Além disso, a professora não fica somente na percepção dessa mudança do perfil dos alunos; ela também mostra consciência do fato de que o docente tem que estar atento às reações do seu público. Ela afirma: “Então, a gente tem que sentir também o ambiente, então o que eu percebo no ambiente, que o negócio não tá fluindo, tá aquela aula... aí eu já penso: ‘Nossa, tá horrível, eu preciso dar um jeito de mudar’”; “Era um tédio a aula, entendeu? Nem eu tava gostando da aula. Nossa, essa aula tá um tédio. Realmente tem razão dos alunos estarem assim”; “... É igual, por exemplo, o palestrante, ele tá lá e se ele começa a perceber que a platéia dele tá abrindo a boca, tá dormindo, tá conversando, é preocupante, não é? Eu acho que uma coisa que deixa qualquer um que tá lá na frente motivado também [a mudar]. Então, por isso, se eu perceber algo assim, aí eu vou ter que mudar minha estratégia; eu tenho que ver que que tá acontecendo nas minhas aulas...”.

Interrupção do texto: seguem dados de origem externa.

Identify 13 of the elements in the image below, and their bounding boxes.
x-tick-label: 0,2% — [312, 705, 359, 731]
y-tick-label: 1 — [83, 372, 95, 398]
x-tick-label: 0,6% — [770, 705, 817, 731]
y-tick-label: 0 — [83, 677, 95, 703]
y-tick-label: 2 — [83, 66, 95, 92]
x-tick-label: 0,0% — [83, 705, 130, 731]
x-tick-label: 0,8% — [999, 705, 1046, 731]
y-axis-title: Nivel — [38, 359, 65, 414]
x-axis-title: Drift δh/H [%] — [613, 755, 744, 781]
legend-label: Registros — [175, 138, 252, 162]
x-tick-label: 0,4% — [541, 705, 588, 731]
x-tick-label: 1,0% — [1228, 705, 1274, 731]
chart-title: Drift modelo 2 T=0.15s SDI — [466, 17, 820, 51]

O primeiro passo para a mudança havia sido dado: a percepção de que havia algo errado e que a incomodava. Contudo, ela não sabia o que fazer, sentia-se impotente para mudar. Ela revela: É, eu não conseguia mesmo. Então, como que eu vou fazer isso? Assim, por exemplo, eu não tenho recursos, eu ficava pensando, eu não tenho recursos”; “Porque, antes de entrar [no curso], me incomodava, mas eu não conseguia caminhar para uma reflexão, era um incômodo”.

O incômodo, porém, fez com que tentasse resolver seus problemas. Ela decidiu estudar para se capacitar e melhorar, sem esperar pela ajuda da escola ou do Estado. Assim, está fazendo o curso de educação continuada que já foi mencionado anteriormente. Suas falas mostram claramente essa decisão: “Então, assim, por isso que eu acho, que eu tô achando legal, essa proposta da educação continuada. Porque não existe mais esse negócio de você ficar com aquilo que a gente recebeu [na graduação], porque aquilo que a gente recebeu tá insuficiente. Para os alunos de hoje, tá insuficiente”; “Mas só que o público que eu tenho hoje me pede outras coisas. Eu num posso deixar de atender isso. Isso é uma coisa que me incomoda. Foi um tanto que por isso que eu procurei essa educação continuada. Falei, quem sabe isso aí pode me ajudar, porque aqui na escola a gente não tem um apoio pedagógico, é o professor só”.

Um dos enfoques do curso de educação continuada é levar o professor a refletir sempre sobre sua prática, a chamada educação reflexiva. A intenção é fazer com que o professor pense sobre suas crenças e descubra as razões de suas atitudes acerca do processo de ensino e aprendizagem. O efeito do curso transparece nas falas da professora, que o reconhece claramente: “Estou, estou bem diferente. Assim, bem diferente eu não vou falar... estou refletindo mais. Porque, antes de entrar [no curso], me incomodava, mas eu não conseguia caminhar para uma reflexão, era um incômodo”; “Estou refletindo, justamente [inaudível] a refletir mais, a pensar mais”.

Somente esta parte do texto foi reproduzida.